Finding exact values for trigonometric functions

Hello,

I am given a righ-triangle, where the h = sqroot(17), a =1, and b = 4. I am suppose to find the exact value of the trigonometric sin 4x. So, I use the double angle formula, and what results is 2 sin 2x cos 2x.
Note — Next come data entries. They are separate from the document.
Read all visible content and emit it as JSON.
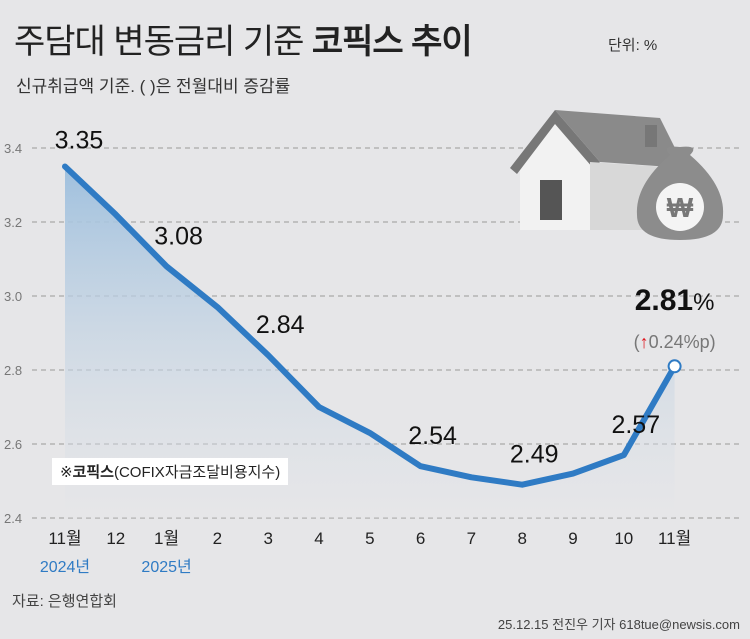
{
  "header": {
    "title_part1": "주담대 변동금리 기준 ",
    "title_part2": "코픽스 추이",
    "unit": "단위: %",
    "subtitle": "신규취급액 기준. ( )은 전월대비 증감률"
  },
  "note": {
    "mark": "※",
    "bold": "코픽스",
    "rest": "(COFIX자금조달비용지수)"
  },
  "footer": {
    "source": "자료: 은행연합회",
    "credit": "25.12.15 전진우 기자 618tue@newsis.com"
  },
  "colors": {
    "line": "#2f7bc4",
    "area_top": "#9fc0de",
    "background": "#e6e6e8",
    "up_arrow": "#e0161e",
    "year_label": "#2f7bc4"
  },
  "icons": [
    "house-icon",
    "won-money-bag-icon"
  ],
  "chart_data": {
    "type": "area",
    "categories": [
      "11월",
      "12",
      "1월",
      "2",
      "3",
      "4",
      "5",
      "6",
      "7",
      "8",
      "9",
      "10",
      "11월"
    ],
    "year_labels": [
      {
        "index": 0,
        "label": "2024년"
      },
      {
        "index": 2,
        "label": "2025년"
      }
    ],
    "values": [
      3.35,
      3.22,
      3.08,
      2.97,
      2.84,
      2.7,
      2.63,
      2.54,
      2.51,
      2.49,
      2.52,
      2.57,
      2.81
    ],
    "data_labels": {
      "0": "3.35",
      "2": "3.08",
      "4": "2.84",
      "7": "2.54",
      "9": "2.49",
      "11": "2.57"
    },
    "last_label": {
      "value": "2.81",
      "suffix": "%",
      "change": "0.24%p",
      "direction": "up"
    },
    "yticks": [
      "3.4",
      "3.2",
      "3.0",
      "2.8",
      "2.6",
      "2.4"
    ],
    "ylim": [
      2.4,
      3.4
    ],
    "grid": true
  }
}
Then, I use the the double angle formulas again, and get

2[(2 sin x cos x)(1 - sin^2 x)]. After inputing the ratios for the angles, provided from the dimensions of the right-triangle, I get 256/289 as my exact answer; yet, the true

answer--according to the book--is 240/289. Does anyone see where I went wrong?

Re: Finding exact values for trigonometric functions

Hello, Bashyboy!

Quote:

I am given a righ-triangle, where: h = sqrt(17), a = 1, and b = 4.

I am suppose to find the exact value of the trigonometric sin 4x.

So, I use the double angle formula, and what results is 2 sin 2x cos 2x.

Then, I use the the double angle formulas again,

. . and get: 2(2 sin x cos x)(1 - sin^2 x) .Here!

$\displaystyle \cos2x \:=\:2\cos^2\!x\!-\!1\,\text{ or }\,1\!-\!2\sin^2x\,\text{ or }\,\cos^2\!x\!-\!\sin^2\!x$

You were probably thinking of: .$\displaystyle \cos^2\!x \:=\:1-\sin^2\!x$

Re: Finding exact values for trigonometric functions

Oh, blimey. Thank you very much!